Die Datenlage ist aber nicht einheitlich, wie eine retrospektive Analyse von Patienten mit COVID-19, die an der Universitätsklinik Freiburg behandelt wurden, zeigt [3]. Weder die Rate schwerer Verläufe noch die Mortalität war gegenüber anderen Patienten ohne Krebserkrankung erhöht. „Die Beurteilung ist schwierig, weil Krebspatienten älter und auch komorbider sind als der Bevölkerungsdurchschnitt“, erklärte Prof. Lilienfeld-Toal. Damit sind sie per se einem höheren COVID-19-Risiko ausgesetzt und viele frühe Auswertungen haben diesen Faktoren nicht Rechnung getragen. Auch die aktuelle Auswertung des europäischen LEOSS-Registers belegt, dass bei Adjustierung um die Faktoren Alter und Komorbiditäten kein erhöhtes Risiko für Krebspatienten durch COVID-19 mehr zu finden ist [4]. Es bleibt aber doch, dass Krebspatienten auf dem Hintergrund ihres häufig höheren Lebensalters und der vorhandenen Komorbiditäten ein Risikokollektiv darstellen, betonte Lilienfeld-Toal – besonders wenn die Krebserkrankung aktiv ist.
Handlungsempfehlungen für COVID-19-Erkrankungen bei Krebspatienten
Schon früh hat die Arbeitsgemeinschaft Infektionen in der Hämatologie und Onkologie (AGIHO) der Deutschen Gesellschaft für Hämatologie und Medizinische Onkologie (DGHO) über die Onkopedia-Plattform im Internet Handlungsempfehlungen für das Management von Krebspatienten in der SARS-CoV-2-Pandemie herausgegeben, die ständig aktualisiert wurden [5]. Die AGIHO hat inzwischen eine evidenzbasierte Leitlinie entwickelt, die demnächst im European Journal of Cancer erscheinen wird. Grundsätzlich gilt laut Lilienfeld-Toal, dass die Therapie der SARS-CoV-2-Infektion genauso wie bei Patienten ohne Krebserkrankungen erfolgen sollte. Die Hygienemaßnahmen sollen mindestens genauso intensiv wie für andere Patienten eingehalten werden. Besteht der Verdacht auf eine SARS-CoV-2-Infektion, z.B. nach Kontakt mit einem infizierten Patienten, sollte getestet werden.

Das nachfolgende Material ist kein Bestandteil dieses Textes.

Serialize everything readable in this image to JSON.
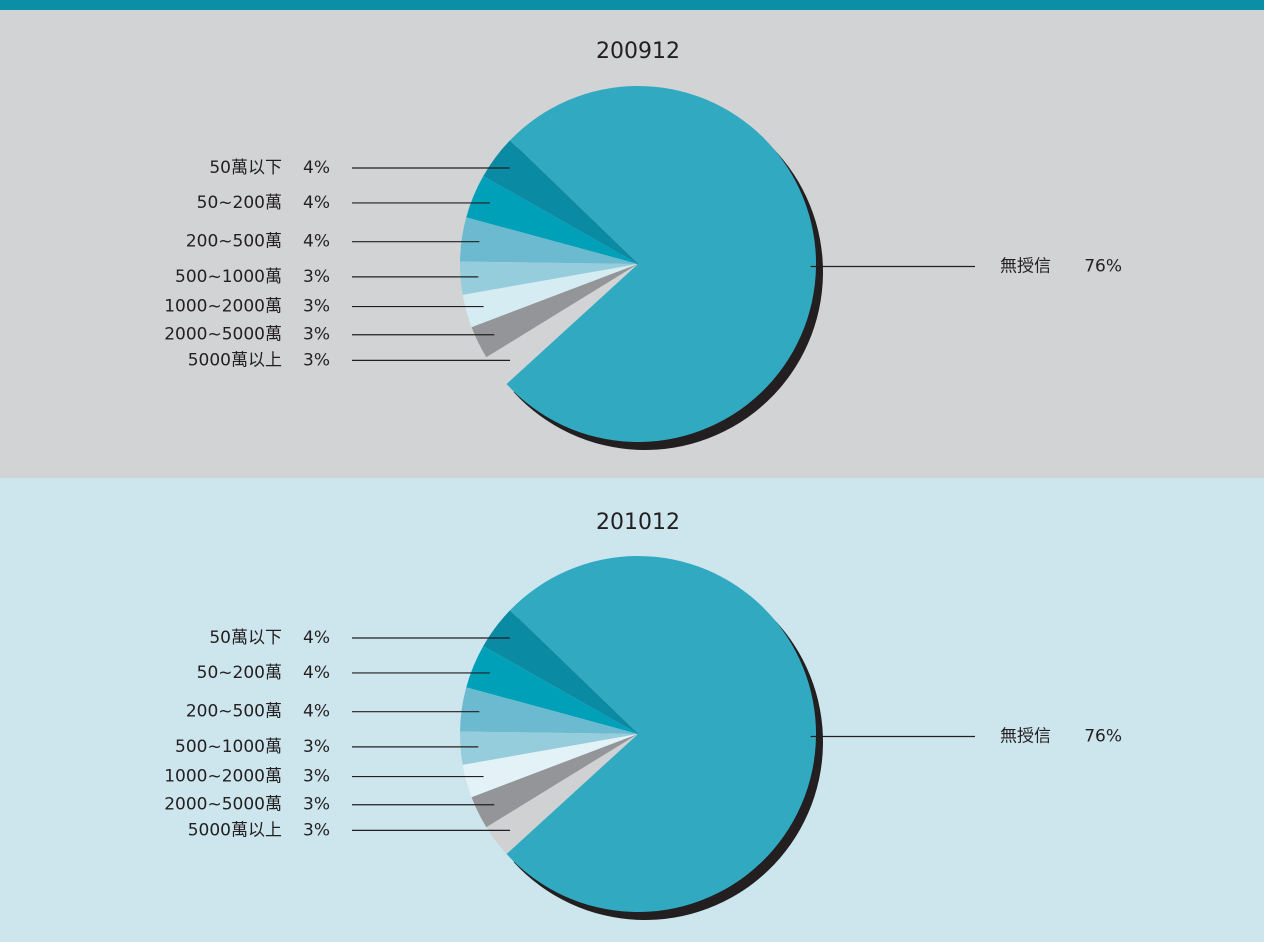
{
  "chart_data": [
    {
      "type": "pie",
      "title": "200912",
      "categories": [
        "50萬以下",
        "50~200萬",
        "200~500萬",
        "500~1000萬",
        "1000~2000萬",
        "2000~5000萬",
        "5000萬以上",
        "無授信"
      ],
      "values": [
        4,
        4,
        4,
        3,
        3,
        3,
        3,
        76
      ],
      "value_labels": [
        "4%",
        "4%",
        "4%",
        "3%",
        "3%",
        "3%",
        "3%",
        "76%"
      ],
      "colors": [
        "#0a8aa3",
        "#00a0b8",
        "#6bbad0",
        "#96cddc",
        "#d5ecf2",
        "#939598",
        "#d1d3d4",
        "#31aac1"
      ]
    },
    {
      "type": "pie",
      "title": "201012",
      "categories": [
        "50萬以下",
        "50~200萬",
        "200~500萬",
        "500~1000萬",
        "1000~2000萬",
        "2000~5000萬",
        "5000萬以上",
        "無授信"
      ],
      "values": [
        4,
        4,
        4,
        3,
        3,
        3,
        3,
        76
      ],
      "value_labels": [
        "4%",
        "4%",
        "4%",
        "3%",
        "3%",
        "3%",
        "3%",
        "76%"
      ],
      "colors": [
        "#0a8aa3",
        "#00a0b8",
        "#6bbad0",
        "#96cddc",
        "#e3f2f6",
        "#939598",
        "#cfd1d2",
        "#31aac1"
      ]
    }
  ]
}
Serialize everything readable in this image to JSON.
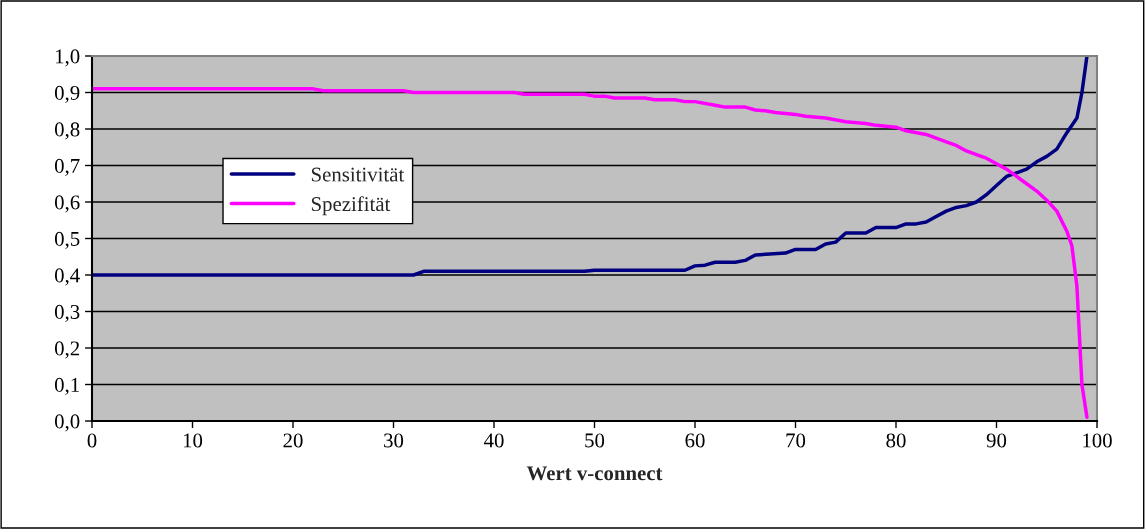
{
  "chart_data": {
    "type": "line",
    "xlabel": "Wert v-connect",
    "xlim": [
      0,
      100
    ],
    "xticks": [
      0,
      10,
      20,
      30,
      40,
      50,
      60,
      70,
      80,
      90,
      100
    ],
    "ylim": [
      0,
      1
    ],
    "yticks": [
      {
        "value": 0,
        "label": "0,0"
      },
      {
        "value": 0.1,
        "label": "0,1"
      },
      {
        "value": 0.2,
        "label": "0,2"
      },
      {
        "value": 0.3,
        "label": "0,3"
      },
      {
        "value": 0.4,
        "label": "0,4"
      },
      {
        "value": 0.5,
        "label": "0,5"
      },
      {
        "value": 0.6,
        "label": "0,6"
      },
      {
        "value": 0.7,
        "label": "0,7"
      },
      {
        "value": 0.8,
        "label": "0,8"
      },
      {
        "value": 0.9,
        "label": "0,9"
      },
      {
        "value": 1,
        "label": "1,0"
      }
    ],
    "grid": "y",
    "legend": "left",
    "marker": "none",
    "line_style": "solid",
    "series": [
      {
        "name": "Sensitivität",
        "color": "#000080",
        "x": [
          0,
          32,
          33,
          49,
          50,
          59,
          60,
          61,
          62,
          64,
          65,
          66,
          69,
          70,
          72,
          73,
          74,
          75,
          77,
          78,
          80,
          81,
          82,
          83,
          84,
          85,
          86,
          87,
          88,
          89,
          90,
          91,
          92,
          93,
          94,
          95,
          96,
          97,
          98,
          98.5,
          99
        ],
        "values": [
          0.4,
          0.4,
          0.41,
          0.41,
          0.413,
          0.413,
          0.425,
          0.427,
          0.435,
          0.435,
          0.44,
          0.455,
          0.46,
          0.47,
          0.47,
          0.485,
          0.49,
          0.515,
          0.515,
          0.53,
          0.53,
          0.54,
          0.54,
          0.545,
          0.56,
          0.575,
          0.585,
          0.59,
          0.6,
          0.62,
          0.645,
          0.67,
          0.68,
          0.69,
          0.71,
          0.725,
          0.745,
          0.79,
          0.83,
          0.9,
          1.0
        ]
      },
      {
        "name": "Spezifität",
        "color": "#ff00ff",
        "x": [
          0,
          22,
          23,
          31,
          32,
          42,
          43,
          49,
          50,
          51,
          52,
          55,
          56,
          58,
          59,
          60,
          62,
          63,
          65,
          66,
          67,
          68,
          70,
          71,
          73,
          75,
          77,
          78,
          80,
          81,
          83,
          84,
          85,
          86,
          87,
          88,
          89,
          90,
          91,
          92,
          93,
          94,
          95,
          96,
          97,
          97.5,
          98,
          98.5,
          99
        ],
        "values": [
          0.91,
          0.91,
          0.905,
          0.905,
          0.9,
          0.9,
          0.895,
          0.895,
          0.89,
          0.89,
          0.885,
          0.885,
          0.88,
          0.88,
          0.875,
          0.875,
          0.865,
          0.86,
          0.86,
          0.852,
          0.85,
          0.845,
          0.84,
          0.835,
          0.83,
          0.82,
          0.815,
          0.81,
          0.805,
          0.795,
          0.785,
          0.775,
          0.765,
          0.755,
          0.74,
          0.73,
          0.72,
          0.705,
          0.69,
          0.67,
          0.65,
          0.63,
          0.605,
          0.575,
          0.52,
          0.48,
          0.37,
          0.1,
          0.01
        ]
      }
    ]
  }
}
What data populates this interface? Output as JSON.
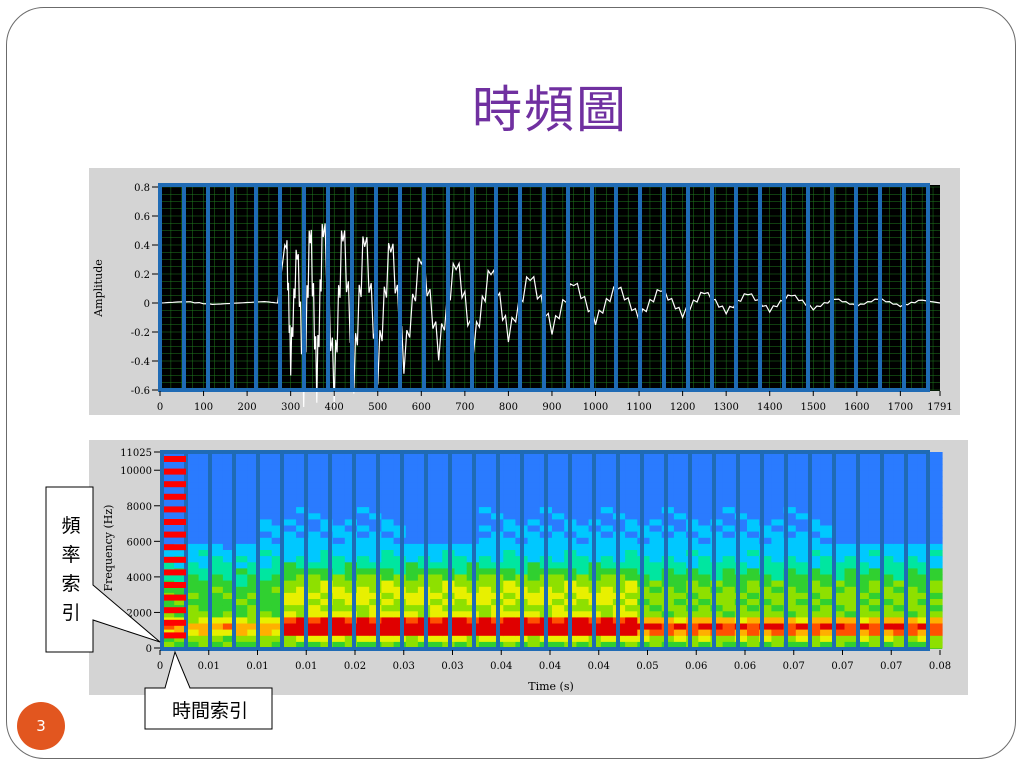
{
  "slide": {
    "title": "時頻圖",
    "page_number": "3",
    "callouts": {
      "frequency_index": [
        "頻",
        "率",
        "索",
        "引"
      ],
      "time_index": "時間索引"
    }
  },
  "colors": {
    "title": "#7030a0",
    "frame_overlay": "#1f6bb5",
    "waveform": "#ffffff",
    "plot_bg": "#000000",
    "grid": "#1f7a1f",
    "panel_bg": "#d4d4d4",
    "badge": "#e2561f",
    "freq_index_marker": "#ff0000"
  },
  "chart_data": [
    {
      "type": "line",
      "ylabel": "Amplitude",
      "xlabel": "",
      "xlim": [
        0,
        1791
      ],
      "ylim": [
        -0.6,
        0.8
      ],
      "xticks": [
        "0",
        "100",
        "200",
        "300",
        "400",
        "500",
        "600",
        "700",
        "800",
        "900",
        "1000",
        "1100",
        "1200",
        "1300",
        "1400",
        "1500",
        "1600",
        "1700",
        "1791"
      ],
      "yticks": [
        "0.8",
        "0.6",
        "0.4",
        "0.2",
        "0",
        "-0.2",
        "-0.4",
        "-0.6"
      ],
      "grid": true,
      "series": [
        {
          "x": [
            0,
            60,
            120,
            180,
            240,
            270,
            290,
            300,
            315,
            330,
            345,
            360,
            375,
            400,
            420,
            445,
            470,
            500,
            530,
            560,
            600,
            640,
            680,
            720,
            760,
            800,
            850,
            900,
            950,
            1000,
            1050,
            1100,
            1150,
            1200,
            1250,
            1300,
            1350,
            1400,
            1450,
            1500,
            1550,
            1600,
            1650,
            1700,
            1750,
            1791
          ],
          "y": [
            0.0,
            0.01,
            -0.01,
            0.0,
            0.01,
            0.0,
            0.48,
            -0.4,
            0.4,
            -0.58,
            0.55,
            -0.55,
            0.6,
            -0.58,
            0.55,
            -0.5,
            0.5,
            -0.45,
            0.45,
            -0.4,
            0.35,
            -0.32,
            0.3,
            -0.28,
            0.25,
            -0.22,
            0.2,
            -0.18,
            0.15,
            -0.12,
            0.12,
            -0.1,
            0.1,
            -0.08,
            0.08,
            -0.06,
            0.07,
            -0.05,
            0.06,
            -0.04,
            0.03,
            -0.02,
            0.03,
            -0.02,
            0.02,
            0.0
          ]
        }
      ]
    },
    {
      "type": "heatmap",
      "xlabel": "Time (s)",
      "ylabel": "Frequency (Hz)",
      "xlim": [
        0,
        0.08
      ],
      "ylim": [
        0,
        11025
      ],
      "xticks": [
        "0",
        "0.01",
        "0.01",
        "0.01",
        "0.02",
        "0.03",
        "0.03",
        "0.04",
        "0.04",
        "0.04",
        "0.05",
        "0.06",
        "0.06",
        "0.07",
        "0.07",
        "0.07",
        "0.08"
      ],
      "yticks": [
        "11025",
        "10000",
        "8000",
        "6000",
        "4000",
        "2000",
        "0"
      ],
      "grid": false
    }
  ]
}
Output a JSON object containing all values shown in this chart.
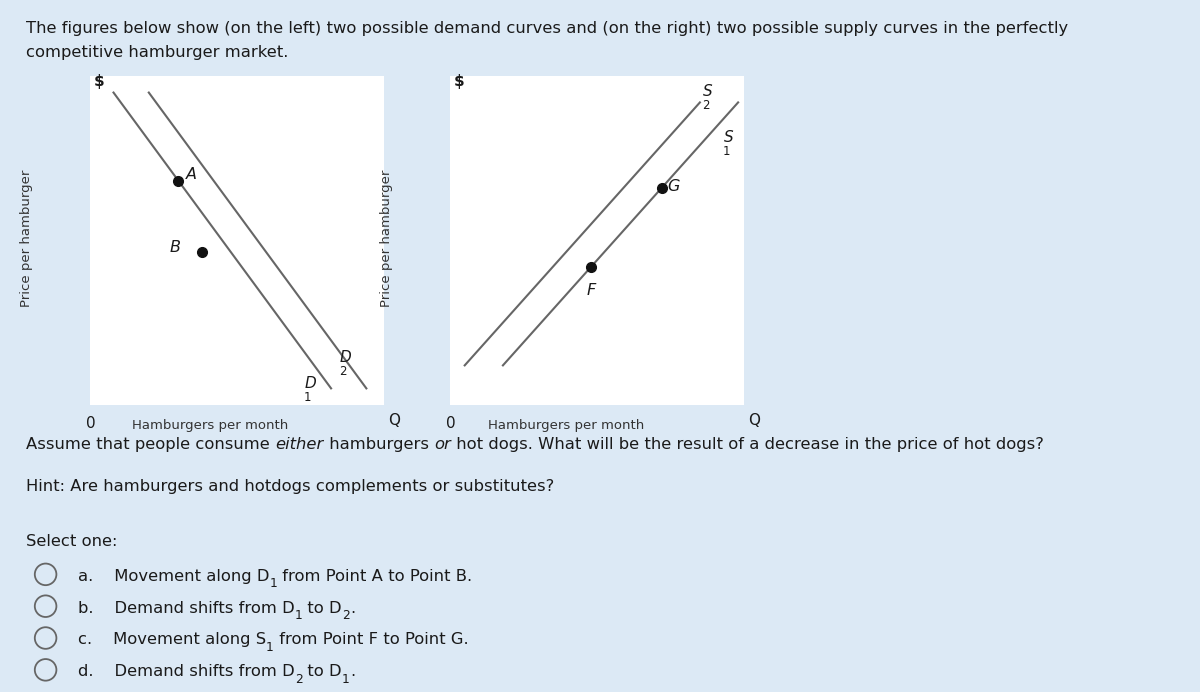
{
  "bg_color": "#dce9f5",
  "panel_bg": "#ffffff",
  "line_color": "#666666",
  "point_color": "#111111",
  "title_line1": "The figures below show (on the left) two possible demand curves and (on the right) two possible supply curves in the perfectly",
  "title_line2": "competitive hamburger market.",
  "question_plain1": "Assume that people consume ",
  "question_italic1": "either",
  "question_plain2": " hamburgers ",
  "question_italic2": "or",
  "question_plain3": " hot dogs. What will be the result of a decrease in the price of hot dogs?",
  "hint_text": "Hint: Are hamburgers and hotdogs complements or substitutes?",
  "select_text": "Select one:",
  "left_ylabel": "Price per hamburger",
  "left_dollar": "$",
  "left_xlabel": "Hamburgers per month",
  "left_origin": "0",
  "left_Q": "Q",
  "right_ylabel": "Price per hamburger",
  "right_dollar": "$",
  "right_xlabel": "Hamburgers per month",
  "right_origin": "0",
  "right_Q": "Q",
  "d1_label": "D",
  "d1_sub": "1",
  "d2_label": "D",
  "d2_sub": "2",
  "s1_label": "S",
  "s1_sub": "1",
  "s2_label": "S",
  "s2_sub": "2",
  "point_A_label": "A",
  "point_B_label": "B",
  "point_F_label": "F",
  "point_G_label": "G",
  "opt_a_pre": "a.    Movement along D",
  "opt_a_sub": "1",
  "opt_a_post": " from Point A to Point B.",
  "opt_b_pre": "b.    Demand shifts from D",
  "opt_b_sub1": "1",
  "opt_b_mid": " to D",
  "opt_b_sub2": "2",
  "opt_b_post": ".",
  "opt_c_pre": "c.    Movement along S",
  "opt_c_sub": "1",
  "opt_c_post": " from Point F to Point G.",
  "opt_d_pre": "d.    Demand shifts from D",
  "opt_d_sub1": "2",
  "opt_d_mid": " to D",
  "opt_d_sub2": "1",
  "opt_d_post": "."
}
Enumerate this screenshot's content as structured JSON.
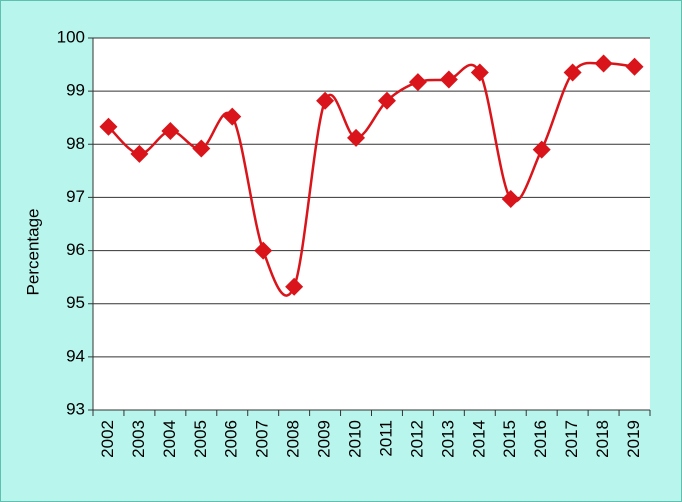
{
  "chart_data": {
    "type": "line",
    "y_label": "Percentage",
    "categories": [
      "2002",
      "2003",
      "2004",
      "2005",
      "2006",
      "2007",
      "2008",
      "2009",
      "2010",
      "2011",
      "2012",
      "2013",
      "2014",
      "2015",
      "2016",
      "2017",
      "2018",
      "2019"
    ],
    "series": [
      {
        "name": "Percentage",
        "color": "#d9141a",
        "values": [
          98.33,
          97.82,
          98.25,
          97.92,
          98.52,
          96.0,
          95.32,
          98.82,
          98.12,
          98.82,
          99.17,
          99.22,
          99.35,
          96.97,
          97.9,
          99.35,
          99.52,
          99.46
        ]
      }
    ],
    "ylim": [
      93,
      100
    ],
    "yticks": [
      93,
      94,
      95,
      96,
      97,
      98,
      99,
      100
    ],
    "grid": true
  }
}
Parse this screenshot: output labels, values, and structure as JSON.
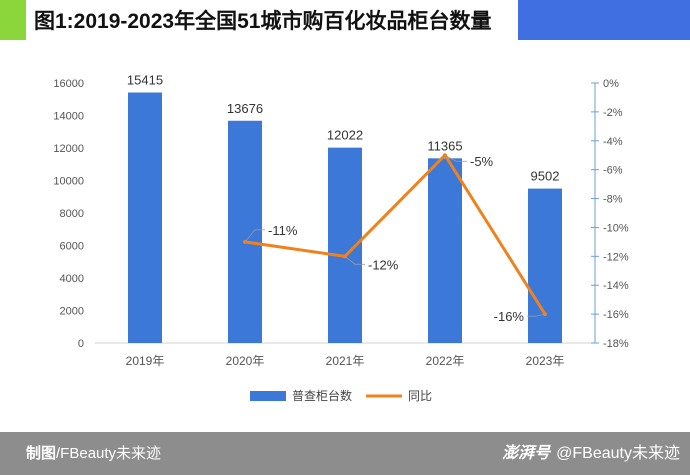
{
  "header": {
    "title": "图1:2019-2023年全国51城市购百化妆品柜台数量"
  },
  "footer": {
    "credit_prefix": "制图",
    "credit_suffix": "/FBeauty未来迹",
    "platform": "澎湃号",
    "account": "@FBeauty未来迹"
  },
  "colors": {
    "bar": "#3c78d8",
    "line": "#f0821e",
    "right_axis": "#6aa0d8",
    "accent_green": "#8bd63a",
    "accent_blue": "#3f6fe0"
  },
  "chart_data": {
    "type": "bar",
    "title": "图1:2019-2023年全国51城市购百化妆品柜台数量",
    "categories": [
      "2019年",
      "2020年",
      "2021年",
      "2022年",
      "2023年"
    ],
    "series": [
      {
        "name": "普查柜台数",
        "type": "bar",
        "axis": "left",
        "values": [
          15415,
          13676,
          12022,
          11365,
          9502
        ],
        "labels": [
          "15415",
          "13676",
          "12022",
          "11365",
          "9502"
        ]
      },
      {
        "name": "同比",
        "type": "line",
        "axis": "right",
        "values": [
          null,
          -11,
          -12,
          -5,
          -16
        ],
        "labels": [
          null,
          "-11%",
          "-12%",
          "-5%",
          "-16%"
        ]
      }
    ],
    "ylim": [
      0,
      16000
    ],
    "yticks": [
      0,
      2000,
      4000,
      6000,
      8000,
      10000,
      12000,
      14000,
      16000
    ],
    "ytick_labels": [
      "0",
      "2000",
      "4000",
      "6000",
      "8000",
      "10000",
      "12000",
      "14000",
      "16000"
    ],
    "y2lim": [
      -18,
      0
    ],
    "y2ticks": [
      0,
      -2,
      -4,
      -6,
      -8,
      -10,
      -12,
      -14,
      -16,
      -18
    ],
    "y2tick_labels": [
      "0%",
      "-2%",
      "-4%",
      "-6%",
      "-8%",
      "-10%",
      "-12%",
      "-14%",
      "-16%",
      "-18%"
    ],
    "legend": "bottom",
    "grid": false
  }
}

Empfohlen ist, eine Quarantäne und die Verzögerung der Krebstherapie um bis zu 14 Tage, wenn sich dies mit der Prognose vereinbaren lässt.
Krebstherapie in der COVID-19-Pandemie
Eine kontrollierte Krebserkrankung verringert das Risiko für einen schweren Verlauf von COVID-19. Daher sollten Patienten nach der AGIHO-Leitlinie auch in Zeiten der SARS-CoV-2-Pandemie eine Krebstherapie mit dem Ziel der bestmöglichen Remission erhalten. Wenn unter einer aktiven Krebstherapie eine COVID-19-Erkrankung auftritt, unterscheidet sich das Management nicht wesentlich von dem bei anderen fieberhaften Infektionen unter einer onkologischen Behandlung. Wenn nicht unbedingt notwendig, sollte die zytotoxische Therapie verzögert oder unterbrochen werden, ebenso sollte ein chirurgischer Eingriff möglichst verzögert werden. Das Verschieben der Strahlentherapie hat in der Leitlinie einen geringeren Empfehlungsgrad – bei milder SARS-CoV-2-Infektion kann beispielsweise eine laufende Bestrahlung wahrscheinlich fortgeführt werden, meinte Lilienfeld-Toal. Eine endokrine Therapie mit Aromatasehemmern oder Tamoxifen muss nicht zwingend abgesetzt werden. Auch die orale Therapie mit Tyrosinkinase-Inhibitoren kann nach dem aktuellen Stand der Evidenz meist weitergegeben werden, allerdings ist hier die Datenlage für solide Tumore schwächer als für hämatologische Neoplasien.